The role of microRNAs in oxidative stress regulation

Abstract

MicroRNAs (miRNAs) are small, 22-24 nucleotides long, noncoding RNAs that act as pivotal posttranscriptional regulators in various biological processes. Interaction of miRNAs with their target RNAs in most cases leads to the suppression of gene expression, by promoting degradation of RNAs or inhibiting translation. These interactions mainly occur with 3′ untranslated regions (UTR), but can also occur with 5′ UTR or with the coding part of the target RNA molecule. It is estimated that miRNAs regulate more than 30–60% of protein coding genes in the human genome. Oxidative stress refers to an imbalance between reactive oxygen species (ROS) generation and body's capability to detoxify the reactive mediators or to fix the relating damage. ROS can regulate miRNA transcription, maturation, and function.
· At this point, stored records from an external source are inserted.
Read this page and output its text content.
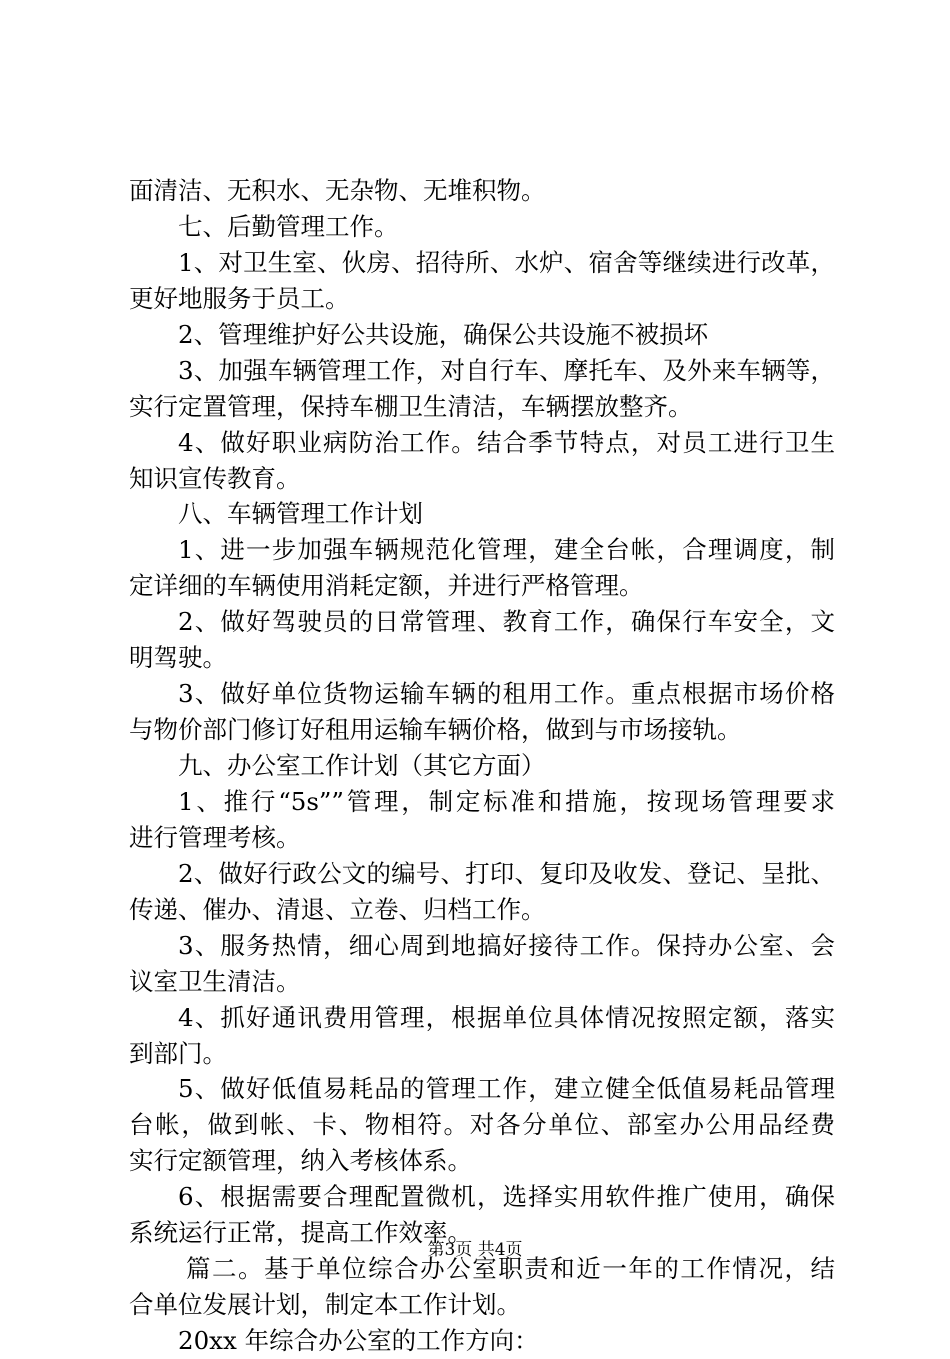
面清洁、无积水、无杂物、无堆积物。
七、后勤管理工作。
1、对卫生室、伙房、招待所、水炉、宿舍等继续进行改革，
更好地服务于员工。
2、管理维护好公共设施，确保公共设施不被损坏
3、加强车辆管理工作，对自行车、摩托车、及外来车辆等，
实行定置管理，保持车棚卫生清洁，车辆摆放整齐。
4、做好职业病防治工作。结合季节特点，对员工进行卫生
知识宣传教育。
八、车辆管理工作计划
1、进一步加强车辆规范化管理，建全台帐，合理调度，制
定详细的车辆使用消耗定额，并进行严格管理。
2、做好驾驶员的日常管理、教育工作，确保行车安全，文
明驾驶。
3、做好单位货物运输车辆的租用工作。重点根据市场价格
与物价部门修订好租用运输车辆价格，做到与市场接轨。
九、办公室工作计划（其它方面）
1、推行“5s””管理，制定标准和措施，按现场管理要求
进行管理考核。
2、做好行政公文的编号、打印、复印及收发、登记、呈批、
传递、催办、清退、立卷、归档工作。
3、服务热情，细心周到地搞好接待工作。保持办公室、会
议室卫生清洁。
4、抓好通讯费用管理，根据单位具体情况按照定额，落实
到部门。
5、做好低值易耗品的管理工作，建立健全低值易耗品管理
台帐，做到帐、卡、物相符。对各分单位、部室办公用品经费
实行定额管理，纳入考核体系。
6、根据需要合理配置微机，选择实用软件推广使用，确保
系统运行正常，提高工作效率。
篇二。基于单位综合办公室职责和近一年的工作情况，结
合单位发展计划，制定本工作计划。
20xx 年综合办公室的工作方向：
第3页 共4页
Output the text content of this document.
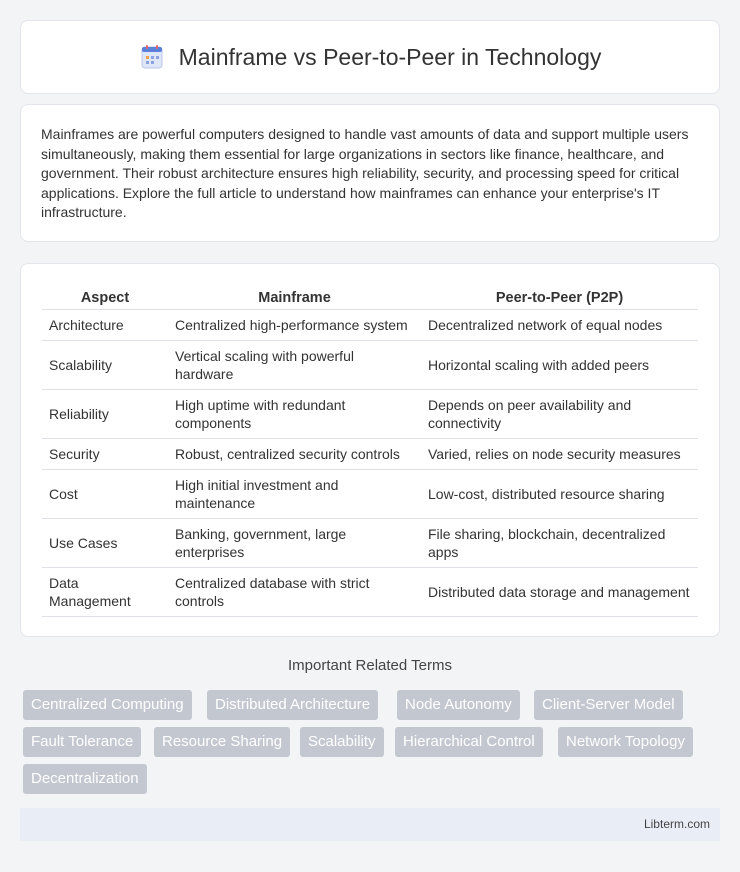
Mainframe vs Peer-to-Peer in Technology

Mainframes are powerful computers designed to handle vast amounts of data and support multiple users simultaneously, making them essential for large organizations in sectors like finance, healthcare, and government. Their robust architecture ensures high reliability, security, and processing speed for critical applications. Explore the full article to understand how mainframes can enhance your enterprise's IT infrastructure.

Aspect	Mainframe	Peer-to-Peer (P2P)
Architecture	Centralized high-performance system	Decentralized network of equal nodes
Scalability	Vertical scaling with powerful hardware	Horizontal scaling with added peers
Reliability	High uptime with redundant components	Depends on peer availability and connectivity
Security	Robust, centralized security controls	Varied, relies on node security measures
Cost	High initial investment and maintenance	Low-cost, distributed resource sharing
Use Cases	Banking, government, large enterprises	File sharing, blockchain, decentralized apps
Data Management	Centralized database with strict controls	Distributed data storage and management
Important Related Terms
Centralized Computing	Distributed Architecture	Node Autonomy	Client-Server Model
Fault Tolerance	Resource Sharing	Scalability	Hierarchical Control	Network Topology
Decentralization
Libterm.com
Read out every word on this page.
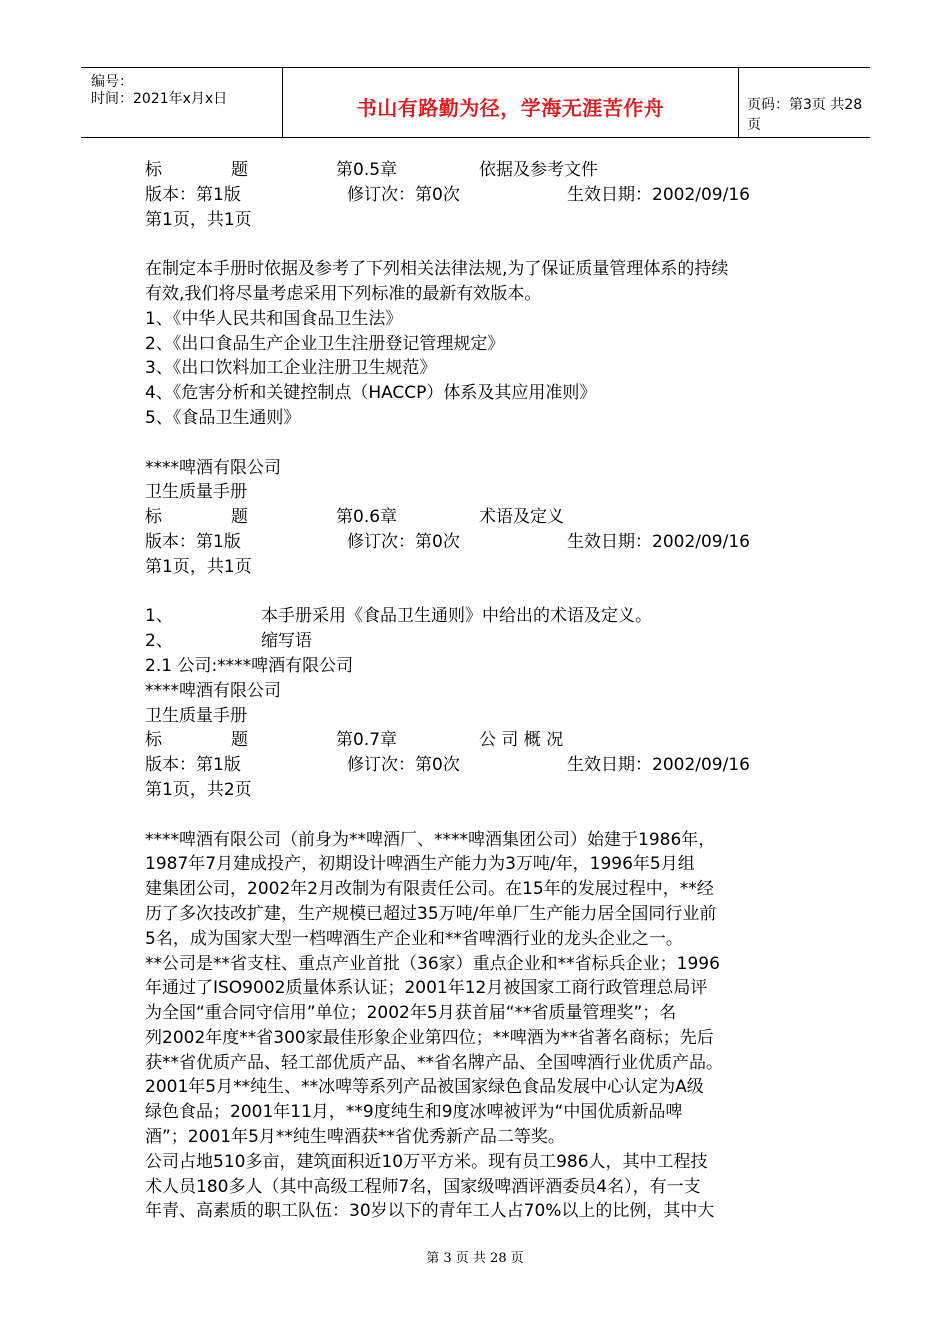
编号：
时间：2021年x月x日	书山有路勤为径，学海无涯苦作舟	页码：第3页 共28页
标	题	第0.5章	依据及参考文件
版本：第1版	修订次：第0次	生效日期：2002/09/16
第1页，共1页
在制定本手册时依据及参考了下列相关法律法规,为了保证质量管理体系的持续
有效,我们将尽量考虑采用下列标准的最新有效版本。
1、《中华人民共和国食品卫生法》
2、《出口食品生产企业卫生注册登记管理规定》
3、《出口饮料加工企业注册卫生规范》
4、《危害分析和关键控制点（HACCP）体系及其应用准则》
5、《食品卫生通则》
****啤酒有限公司
卫生质量手册
标	题	第0.6章	术语及定义
版本：第1版	修订次：第0次	生效日期：2002/09/16
第1页，共1页
1、	本手册采用《食品卫生通则》中给出的术语及定义。
2、	缩写语
2.1 公司:****啤酒有限公司
****啤酒有限公司
卫生质量手册
标	题	第0.7章	公 司 概 况
版本：第1版	修订次：第0次	生效日期：2002/09/16
第1页，共2页
****啤酒有限公司（前身为**啤酒厂、****啤酒集团公司）始建于1986年，
1987年7月建成投产，初期设计啤酒生产能力为3万吨/年，1996年5月组
建集团公司，2002年2月改制为有限责任公司。在15年的发展过程中，**经
历了多次技改扩建，生产规模已超过35万吨/年单厂生产能力居全国同行业前
5名，成为国家大型一档啤酒生产企业和**省啤酒行业的龙头企业之一。
**公司是**省支柱、重点产业首批（36家）重点企业和**省标兵企业；1996
年通过了ISO9002质量体系认证；2001年12月被国家工商行政管理总局评
为全国“重合同守信用”单位；2002年5月获首届“**省质量管理奖”；名
列2002年度**省300家最佳形象企业第四位；**啤酒为**省著名商标；先后
获**省优质产品、轻工部优质产品、**省名牌产品、全国啤酒行业优质产品。
2001年5月**纯生、**冰啤等系列产品被国家绿色食品发展中心认定为A级
绿色食品；2001年11月，**9度纯生和9度冰啤被评为“中国优质新品啤
酒”；2001年5月**纯生啤酒获**省优秀新产品二等奖。
公司占地510多亩，建筑面积近10万平方米。现有员工986人，其中工程技
术人员180多人（其中高级工程师7名，国家级啤酒评酒委员4名），有一支
年青、高素质的职工队伍：30岁以下的青年工人占70%以上的比例，其中大
第 3 页 共 28 页
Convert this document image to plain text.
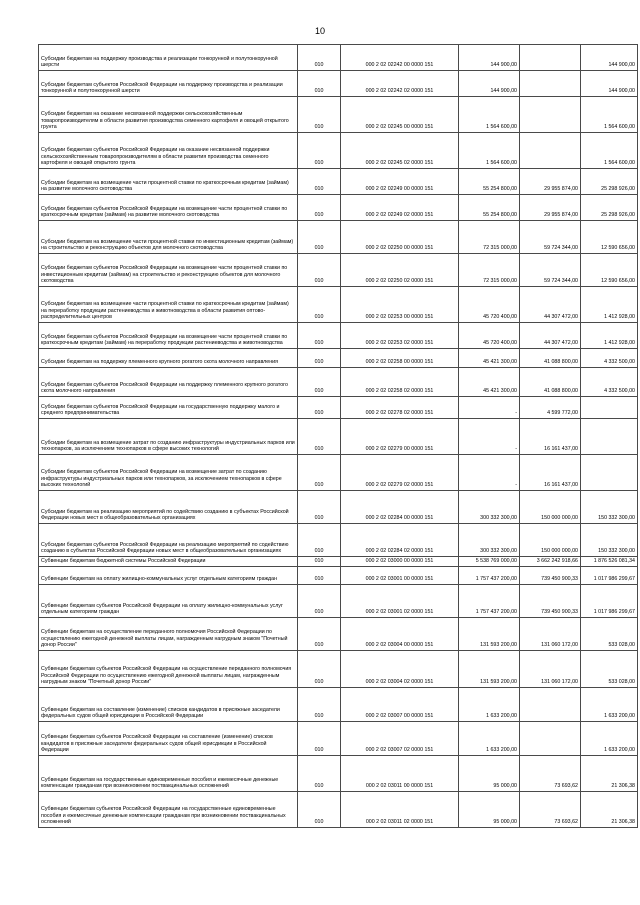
10
Субсидии бюджетам на поддержку производства и реализации тонкорунной и полутонкорунной шерсти	010	000 2 02 02242 00 0000 151	144 900,00		144 900,00
Субсидии бюджетам субъектов Российской Федерации на поддержку производства и реализации тонкорунной и полутонкорунной шерсти	010	000 2 02 02242 02 0000 151	144 900,00		144 900,00
Субсидии бюджетам на оказание несвязанной поддержки сельскохозяйственным товаропроизводителям в области развития производства семенного картофеля и овощей открытого грунта	010	000 2 02 02245 00 0000 151	1 564 600,00		1 564 600,00
Субсидии бюджетам субъектов Российской Федерации на оказание несвязанной поддержки сельскохозяйственным товаропроизводителям в области развития производства семенного картофеля и овощей открытого грунта	010	000 2 02 02245 02 0000 151	1 564 600,00		1 564 600,00
Субсидии бюджетам на возмещение части процентной ставки по краткосрочным кредитам (займам) на развитие молочного скотоводства	010	000 2 02 02249 00 0000 151	55 254 800,00	29 955 874,00	25 298 926,00
Субсидии бюджетам субъектов Российской Федерации на возмещение части процентной ставки по краткосрочным кредитам (займам) на развитие молочного скотоводства	010	000 2 02 02249 02 0000 151	55 254 800,00	29 955 874,00	25 298 926,00
Субсидии бюджетам на возмещение части процентной ставки по инвестиционным кредитам (займам) на строительство и реконструкцию объектов для молочного скотоводства	010	000 2 02 02250 00 0000 151	72 315 000,00	59 724 344,00	12 590 656,00
Субсидии бюджетам субъектов Российской Федерации на возмещение части процентной ставки по инвестиционным кредитам (займам) на строительство и реконструкцию объектов для молочного скотоводства	010	000 2 02 02250 02 0000 151	72 315 000,00	59 724 344,00	12 590 656,00
Субсидии бюджетам на возмещение части процентной ставки по краткосрочным кредитам (займам) на переработку продукции растениеводства и животноводства в области развития оптово-распределительных центров	010	000 2 02 02253 00 0000 151	45 720 400,00	44 307 472,00	1 412 928,00
Субсидии бюджетам субъектов Российской Федерации на возмещение части процентной ставки по краткосрочным кредитам (займам) на переработку продукции растениеводства и животноводства	010	000 2 02 02253 02 0000 151	45 720 400,00	44 307 472,00	1 412 928,00
Субсидии бюджетам на поддержку племенного крупного рогатого скота молочного направления	010	000 2 02 02258 00 0000 151	45 421 300,00	41 088 800,00	4 332 500,00
Субсидии бюджетам субъектов Российской Федерации на поддержку племенного крупного рогатого скота молочного направления	010	000 2 02 02258 02 0000 151	45 421 300,00	41 088 800,00	4 332 500,00
Субсидии бюджетам субъектов Российской Федерации на государственную поддержку малого и среднего предпринимательства	010	000 2 02 02278 02 0000 151	-	4 599 772,00	
Субсидии бюджетам на возмещение затрат по созданию инфраструктуры индустриальных парков или технопарков, за исключением технопарков в сфере высоких технологий	010	000 2 02 02279 00 0000 151	-	16 161 437,00	
Субсидии бюджетам субъектов Российской Федерации на возмещение затрат по созданию инфраструктуры индустриальных парков или технопарков, за исключением технопарков в сфере высоких технологий	010	000 2 02 02279 02 0000 151	-	16 161 437,00	
Субсидии бюджетам на реализацию мероприятий по содействию созданию в субъектах Российской Федерации новых мест в общеобразовательных организациях	010	000 2 02 02284 00 0000 151	300 332 300,00	150 000 000,00	150 332 300,00
Субсидии бюджетам субъектов Российской Федерации на реализацию мероприятий по содействию созданию в субъектах Российской Федерации новых мест в общеобразовательных организациях	010	000 2 02 02284 02 0000 151	300 332 300,00	150 000 000,00	150 332 300,00
Субвенции бюджетам бюджетной системы Российской Федерации	010	000 2 02 03000 00 0000 151	5 538 769 000,00	3 662 242 918,66	1 876 526 081,34
Субвенции бюджетам на оплату жилищно-коммунальных услуг отдельным категориям граждан	010	000 2 02 03001 00 0000 151	1 757 437 200,00	739 450 900,33	1 017 986 299,67
Субвенции бюджетам субъектов Российской Федерации на оплату жилищно-коммунальных услуг отдельным категориям граждан	010	000 2 02 03001 02 0000 151	1 757 437 200,00	739 450 900,33	1 017 986 299,67
Субвенции бюджетам на осуществление переданного полномочия Российской Федерации по осуществлению ежегодной денежной выплаты лицам, награжденным нагрудным знаком "Почетный донор России"	010	000 2 02 03004 00 0000 151	131 593 200,00	131 060 172,00	533 028,00
Субвенции бюджетам субъектов Российской Федерации на осуществление переданного полномочия Российской Федерации по осуществлению ежегодной денежной выплаты лицам, награжденным нагрудным знаком "Почетный донор России"	010	000 2 02 03004 02 0000 151	131 593 200,00	131 060 172,00	533 028,00
Субвенции бюджетам на составление (изменение) списков кандидатов в присяжные заседатели федеральных судов общей юрисдикции в Российской Федерации	010	000 2 02 03007 00 0000 151	1 633 200,00		1 633 200,00
Субвенции бюджетам субъектов Российской Федерации на составление (изменение) списков кандидатов в присяжные заседатели федеральных судов общей юрисдикции в Российской Федерации	010	000 2 02 03007 02 0000 151	1 633 200,00		1 633 200,00
Субвенции бюджетам на государственные единовременные пособия и ежемесячные денежные компенсации гражданам при возникновении поствакцинальных осложнений	010	000 2 02 03011 00 0000 151	95 000,00	73 693,62	21 306,38
Субвенции бюджетам субъектов Российской Федерации на государственные единовременные пособия и ежемесячные денежные компенсации гражданам при возникновении поствакцинальных осложнений	010	000 2 02 03011 02 0000 151	95 000,00	73 693,62	21 306,38
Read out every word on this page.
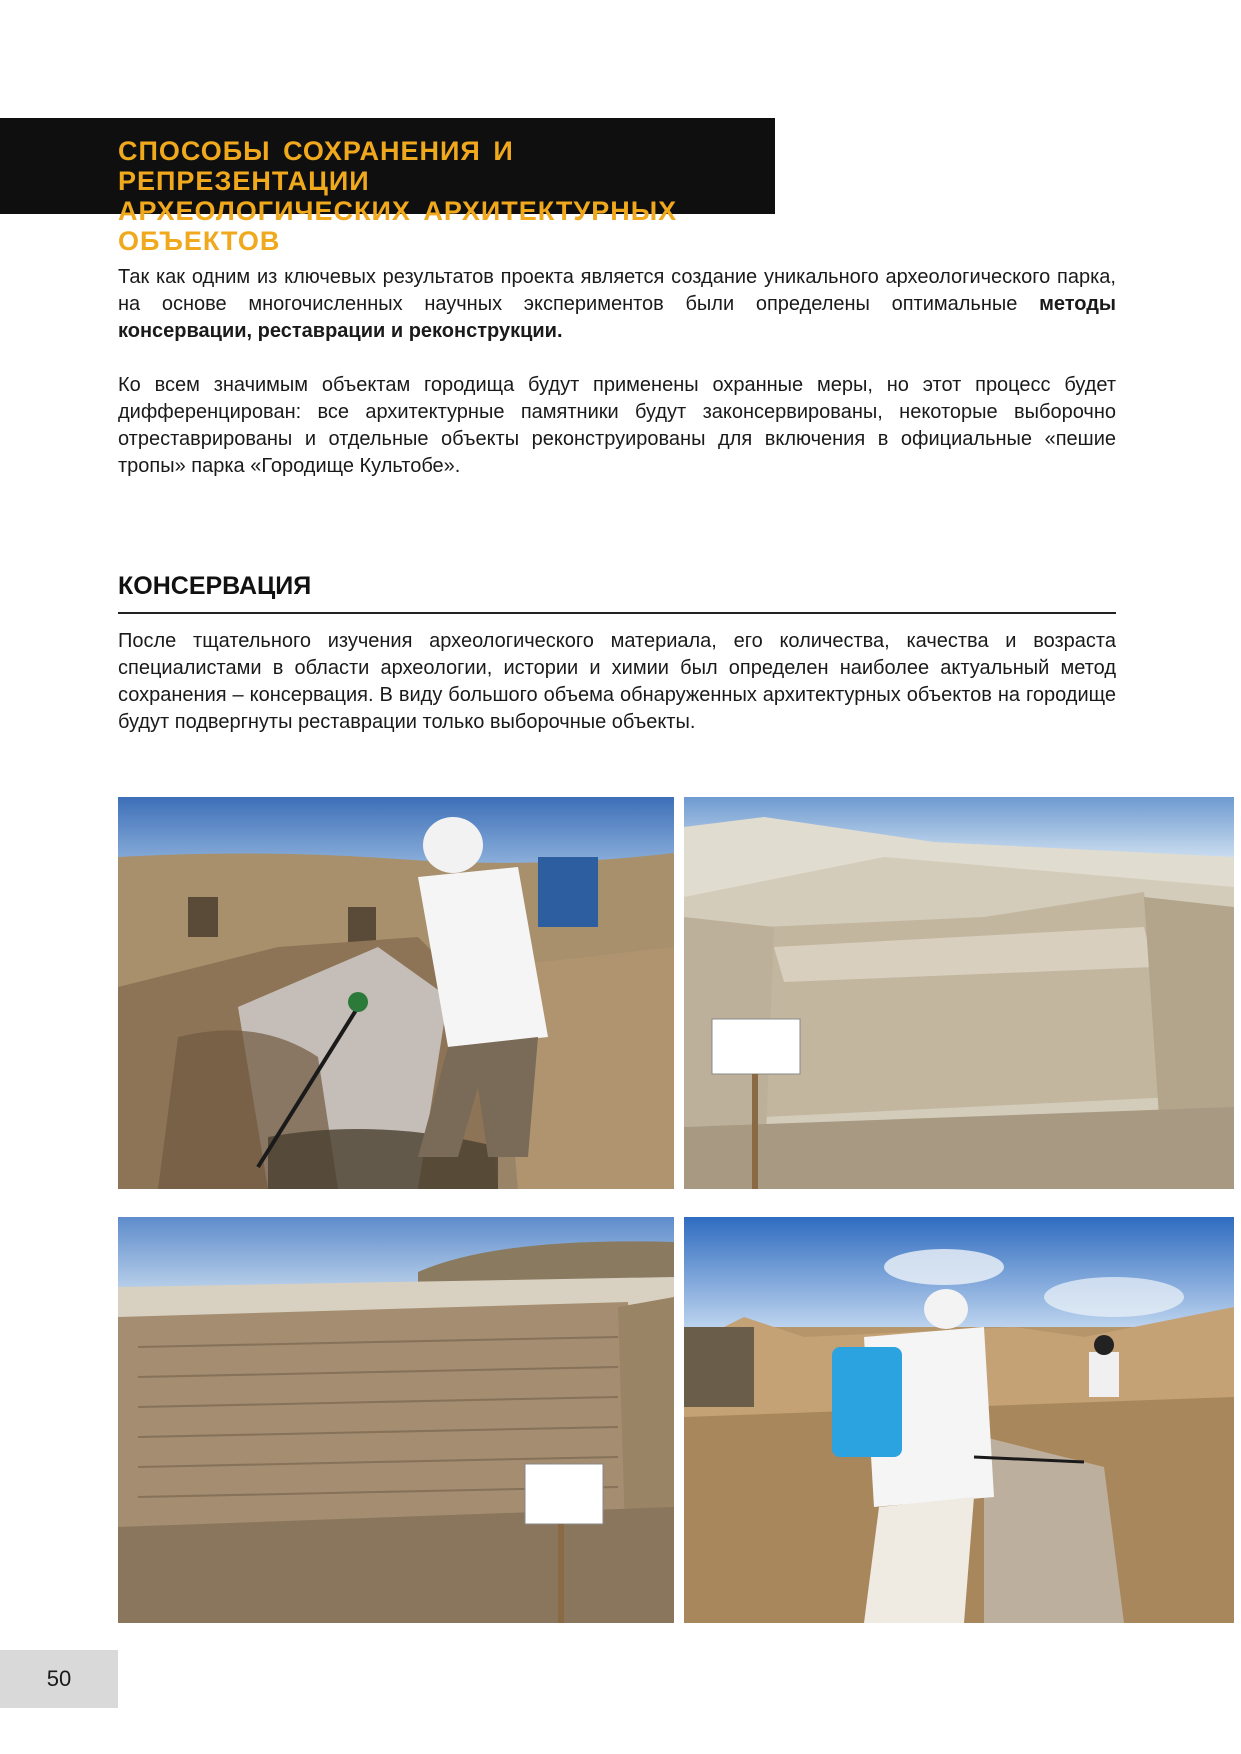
СПОСОБЫ СОХРАНЕНИЯ И РЕПРЕЗЕНТАЦИИ
АРХЕОЛОГИЧЕСКИХ АРХИТЕКТУРНЫХ ОБЪЕКТОВ

Так как одним из ключевых результатов проекта является создание уникального археологического парка, на основе многочисленных научных экспериментов были определены оптимальные методы консервации, реставрации и реконструкции.

Ко всем значимым объектам городища будут применены охранные меры, но этот процесс будет дифференцирован: все архитектурные памятники будут законсервированы, некоторые выборочно отреставрированы и отдельные объекты реконструированы для включения в официальные «пешие тропы» парка «Городище Культобе».

КОНСЕРВАЦИЯ

После тщательного изучения археологического материала, его количества, качества и возраста специалистами в области археологии, истории и химии был определен наиболее актуальный метод сохранения – консервация. В виду большого объема обнаруженных архитектурных объектов на городище будут подвергнуты реставрации только выборочные объекты.

50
ROS directly modulate the activity of vital proteins that control posttranscriptional events in the biogenesis of miRNAs (Di George critical region-8 protein; Dicer). A certain group of transcription factors involved in the regulation of miRNA expression is upregulated under oxidative stress and directly activates the transcription of a subset of miRNAs. ROS have been directly implicated in epigenetic alternations such as DNA methylation and histone modifications that control specific microRNA transcription. On the other hand, miRNAs may in turn modulate the redox signalling pathways, altering their integrity, stability, and functionality, thus contributing to the pathogenesis of multiple diseases: cancer, neurodegenerative diseases, diabetes mellitus, ROS-related cardiac diseases, including myocardial infarction, ischemia/reperfusion injury, cardiac hypertrophy and heart failure, and are also considered as potential therapeutic targets and novel diagnostic tools.